Treatment to remove congenital moles is often performed by simply excising the nevi. If the nevus is small enough in size, the excision can be done in one procedure with the edges sutured together. However, for larger nevi, serial excision can be done by excising the lesion in stages to remove a portion at time until the entire nevus is gone. In areas of high sun exposure and risk for cancer, the nevi can be removed and a skin graft can be utilized to cover the site. In areas where cosmesis is a concern, tissue expansion can be used to increase the amount of local tissue available to cover the deficit. Tissue expansion is done by inserting a balloon under the skin near the site. Salt-water solution is inserted into the balloon until the expansion has yielded enough skin to cover the area that will be left once the nevus is excised.
Pectus Excavatum and Pectus Carinatum are congenital anomalies of the anterior chest wall. The excavatum defect is characterized by a deep depression of the sternum, usually involving the lower half or two thirds of the sternum, with the most recessed or deepest area at the junction of the chest and the abdomen.
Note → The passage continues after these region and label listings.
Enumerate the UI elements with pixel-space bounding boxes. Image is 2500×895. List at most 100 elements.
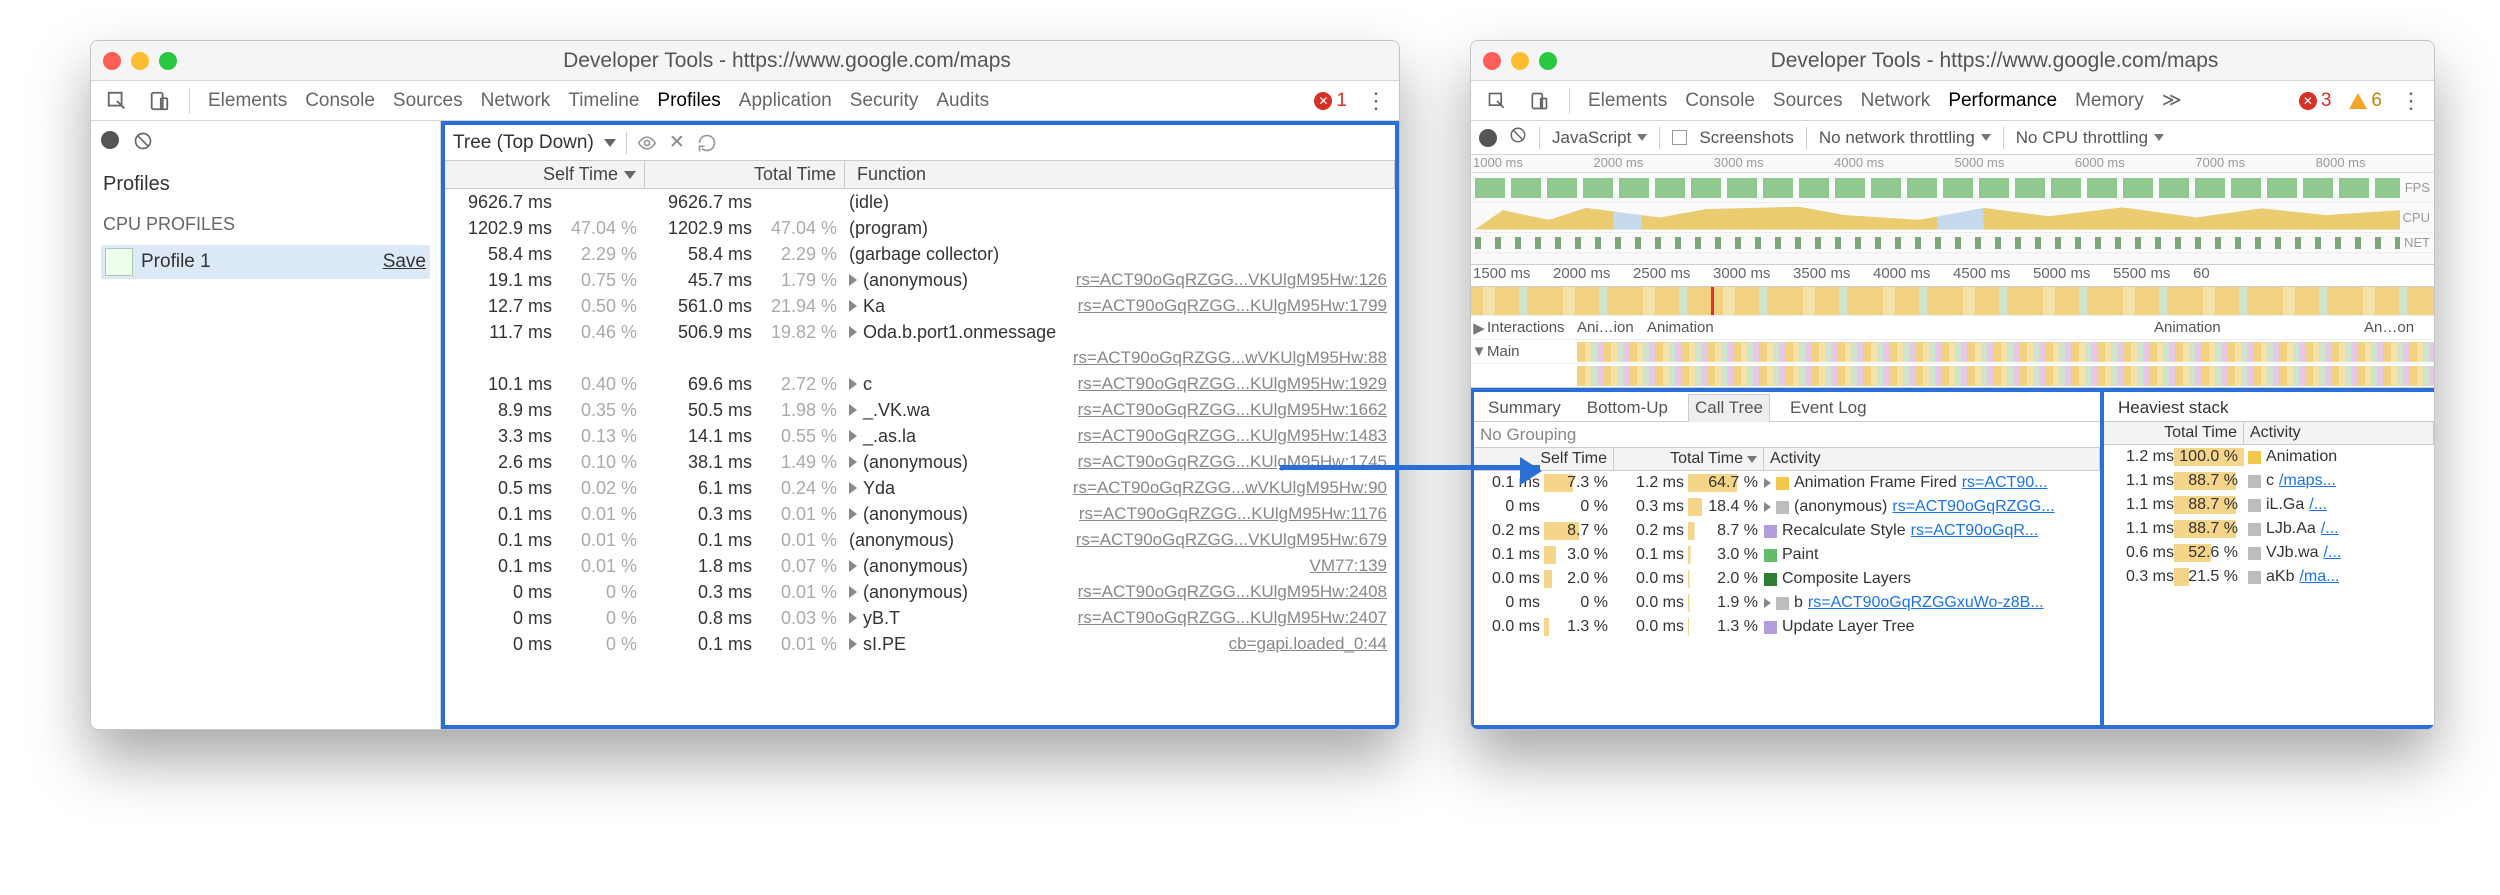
- titlebar[interactable]: Developer Tools - https://www.google.com…: [91, 41, 1399, 81]
- table-row[interactable]: 11.7 ms0.46 %506.9 ms19.82 %Oda.b.port1.…: [445, 319, 1395, 345]
- table-row[interactable]: 1202.9 ms47.04 %1202.9 ms47.04 %(program…: [445, 215, 1395, 241]
- tab-profiles[interactable]: Profiles: [657, 90, 720, 112]
- expand-icon[interactable]: [849, 482, 857, 494]
- tab-audits[interactable]: Audits: [936, 90, 989, 112]
- expand-icon[interactable]: [849, 560, 857, 572]
- expand-icon[interactable]: [1764, 598, 1771, 608]
- tab-timeline[interactable]: Timeline: [568, 90, 639, 112]
- col-self-time[interactable]: Self Time: [445, 161, 645, 188]
- table-row[interactable]: 0 ms0 %0.0 ms1.9 %brs=ACT90oGqRZGGxuWo-z…: [1474, 591, 2100, 615]
- table-row[interactable]: 0.6 ms52.6 %VJb.wa/...: [2104, 541, 2434, 565]
- tab-memory[interactable]: Memory: [2075, 90, 2144, 112]
- minimize-icon[interactable]: [131, 52, 149, 70]
- source-link[interactable]: /...: [2321, 520, 2339, 538]
- col-activity[interactable]: Activity: [1764, 448, 2100, 470]
- source-link[interactable]: rs=ACT90oGqRZGG...VKUlgM95Hw:126: [1076, 270, 1387, 290]
- zoom-icon[interactable]: [1539, 52, 1557, 70]
- source-link[interactable]: rs=ACT90oGqRZGG...KUlgM95Hw:1745: [1078, 452, 1387, 472]
- more-tabs-icon[interactable]: ≫: [2162, 89, 2182, 112]
- refresh-icon[interactable]: [697, 133, 717, 153]
- expand-icon[interactable]: [849, 300, 857, 312]
- tab-application[interactable]: Application: [739, 90, 832, 112]
- expand-icon[interactable]: [849, 638, 857, 650]
- source-link[interactable]: rs=ACT90oGqRZGG...KUlgM95Hw:1799: [1078, 296, 1387, 316]
- track-interactions[interactable]: ▶Interactions Ani…ion Animation Animatio…: [1471, 315, 2434, 339]
- table-row[interactable]: 0.2 ms8.7 %0.2 ms8.7 %Recalculate Styler…: [1474, 519, 2100, 543]
- zoom-icon[interactable]: [159, 52, 177, 70]
- table-row[interactable]: 0.1 ms3.0 %0.1 ms3.0 %Paint: [1474, 543, 2100, 567]
- traffic-lights[interactable]: [103, 52, 177, 70]
- record-icon[interactable]: [101, 131, 119, 149]
- source-link[interactable]: rs=ACT90oGqRZGG...wVKUlgM95Hw:90: [1073, 478, 1387, 498]
- expand-icon[interactable]: [849, 586, 857, 598]
- expand-icon[interactable]: [849, 430, 857, 442]
- close-icon[interactable]: [103, 52, 121, 70]
- table-row[interactable]: 9626.7 ms9626.7 ms(idle): [445, 189, 1395, 215]
- eye-icon[interactable]: [637, 133, 657, 153]
- tab-bottom-up[interactable]: Bottom-Up: [1581, 395, 1674, 421]
- col-self-time[interactable]: Self Time: [1474, 448, 1614, 470]
- source-link[interactable]: rs=ACT90oGqR...: [1911, 522, 2039, 540]
- col-function[interactable]: Function: [845, 161, 1395, 188]
- source-link[interactable]: rs=ACT90oGqRZGG...VKUlgM95Hw:679: [1076, 530, 1387, 550]
- warn-badge[interactable]: 6: [2349, 90, 2382, 112]
- save-link[interactable]: Save: [383, 251, 426, 273]
- table-row[interactable]: 3.3 ms0.13 %14.1 ms0.55 %_.as.lars=ACT90…: [445, 423, 1395, 449]
- expand-icon[interactable]: [849, 612, 857, 624]
- network-throttle[interactable]: No network throttling: [1819, 128, 1991, 148]
- tab-security[interactable]: Security: [850, 90, 919, 112]
- source-link[interactable]: /...: [2309, 496, 2327, 514]
- more-icon[interactable]: ⋮: [1365, 88, 1385, 114]
- source-link[interactable]: rs=ACT90oGqRZGG...KUlgM95Hw:1662: [1078, 400, 1387, 420]
- table-row[interactable]: 0.3 ms21.5 %aKb/ma...: [2104, 565, 2434, 589]
- table-row[interactable]: 0.1 ms0.01 %0.1 ms0.01 %(anonymous)rs=AC…: [445, 527, 1395, 553]
- expand-icon[interactable]: [849, 326, 857, 338]
- table-row[interactable]: 1.1 ms88.7 %c/maps...: [2104, 469, 2434, 493]
- table-row[interactable]: 19.1 ms0.75 %45.7 ms1.79 %(anonymous)rs=…: [445, 267, 1395, 293]
- error-badge[interactable]: ✕1: [1314, 90, 1347, 112]
- tab-console[interactable]: Console: [1685, 90, 1755, 112]
- tab-network[interactable]: Network: [1861, 90, 1931, 112]
- table-row[interactable]: rs=ACT90oGqRZGG...wVKUlgM95Hw:88: [445, 345, 1395, 371]
- expand-icon[interactable]: [849, 404, 857, 416]
- cpu-throttle[interactable]: No CPU throttling: [2016, 128, 2164, 148]
- record-icon[interactable]: [1479, 129, 1497, 147]
- source-link[interactable]: /...: [2323, 544, 2341, 562]
- flame-overview[interactable]: [1471, 287, 2434, 315]
- table-row[interactable]: 58.4 ms2.29 %58.4 ms2.29 %(garbage colle…: [445, 241, 1395, 267]
- table-row[interactable]: 0.1 ms7.3 %1.2 ms64.7 %Animation Frame F…: [1474, 471, 2100, 495]
- tab-event-log[interactable]: Event Log: [1784, 395, 1873, 421]
- profile-item[interactable]: Profile 1 Save: [101, 245, 430, 279]
- more-icon[interactable]: ⋮: [2400, 88, 2420, 114]
- error-badge[interactable]: ✕3: [2299, 90, 2332, 112]
- source-link[interactable]: VM77:139: [1310, 556, 1388, 576]
- expand-icon[interactable]: [849, 378, 857, 390]
- table-row[interactable]: 10.1 ms0.40 %69.6 ms2.72 %crs=ACT90oGqRZ…: [445, 371, 1395, 397]
- col-total-time[interactable]: Total Time: [1614, 448, 1764, 470]
- screenshots-checkbox[interactable]: [1672, 130, 1687, 145]
- col-total-time[interactable]: Total Time: [645, 161, 845, 188]
- hs-body[interactable]: 1.2 ms100.0 %Animation1.1 ms88.7 %c/maps…: [2104, 445, 2434, 725]
- tab-performance[interactable]: Performance: [1948, 90, 2057, 112]
- traffic-lights[interactable]: [1483, 52, 1557, 70]
- tab-network[interactable]: Network: [481, 90, 551, 112]
- table-row[interactable]: 0 ms0 %0.8 ms0.03 %yB.Trs=ACT90oGqRZGG..…: [445, 605, 1395, 631]
- chevron-down-icon[interactable]: [604, 139, 616, 147]
- table-row[interactable]: 2.6 ms0.10 %38.1 ms1.49 %(anonymous)rs=A…: [445, 449, 1395, 475]
- expand-icon[interactable]: [849, 456, 857, 468]
- source-link[interactable]: cb=gapi.loaded_0:44: [1229, 634, 1387, 654]
- grouping-select[interactable]: No Grouping: [1474, 422, 2100, 448]
- track-main-sub[interactable]: [1471, 363, 2434, 387]
- titlebar[interactable]: Developer Tools - https://www.google.com…: [1471, 41, 2434, 81]
- clear-icon[interactable]: [133, 131, 153, 157]
- table-row[interactable]: 8.9 ms0.35 %50.5 ms1.98 %_.VK.wars=ACT90…: [445, 397, 1395, 423]
- close-x-icon[interactable]: ✕: [667, 133, 687, 153]
- overview-strip[interactable]: 1000 ms2000 ms3000 ms4000 ms5000 ms6000 …: [1471, 155, 2434, 265]
- source-link[interactable]: rs=ACT90oGqRZGG...KUlgM95Hw:2408: [1078, 582, 1387, 602]
- minimize-icon[interactable]: [1511, 52, 1529, 70]
- table-row[interactable]: 1.2 ms100.0 %Animation: [2104, 445, 2434, 469]
- table-row[interactable]: 0.0 ms2.0 %0.0 ms2.0 %Composite Layers: [1474, 567, 2100, 591]
- source-link[interactable]: rs=ACT90oGqRZGG...KUlgM95Hw:1483: [1078, 426, 1387, 446]
- table-row[interactable]: 1.1 ms88.7 %iL.Ga/...: [2104, 493, 2434, 517]
- source-link[interactable]: /maps...: [2279, 472, 2336, 490]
The entire defect pushes into the underlying midline structures so that the lungs are compressed from side to side and the heart is compressed. Pectus carinatum is characterized by the overgrowth of cartilage and forward buckling onto the sternum. The carinatum deformity produces a very rigid chest so the chest is almost secured in a position near full inspiration. Respirations are inefficient and the individual needs to use the diaphragm and accessory muscles for respiration rather than normal chest muscles. Surgical correction of either of the anomalies can improve both respiratory function and appearance of the chest wall.
Poland Syndrome is a congenital disorder that is characterized by the absence or underdevelopment of certain chest muscles, and abnormally short, webbed fingers. Additionally, there may be an underdevelopment or absence of one nipple and/or patchy hair growth under the arm. In females, one breast may also be underdeveloped or absent. In some cases, affected individuals may also exhibit underdeveloped upper ribs and/or an abnormally short arm with underdeveloped forearm bones on the affected side. In most cases, physical abnormalities associated with this syndrome are confined to one side of the body. In approximately 75 percent of the cases, the right side of the body is affected.
Most patients with Poland syndrome do not require surgery to correct muscle or chest wall deformaties. Breast reconstruction and augmentation should be considered after full development for women. In the adolescent, a tissue expander may be used to facilitate maintenance of symmetry to the other growing breast. Once growth is complete, an implant may be exchanged for the tissue expander. Latissimus dorsi muscle flaps have been used in the reconstruction of absent pectoralis major muscles. Surgery for syndactyly and other hand anomalies generally improves functional capacity and cosmetic appearance.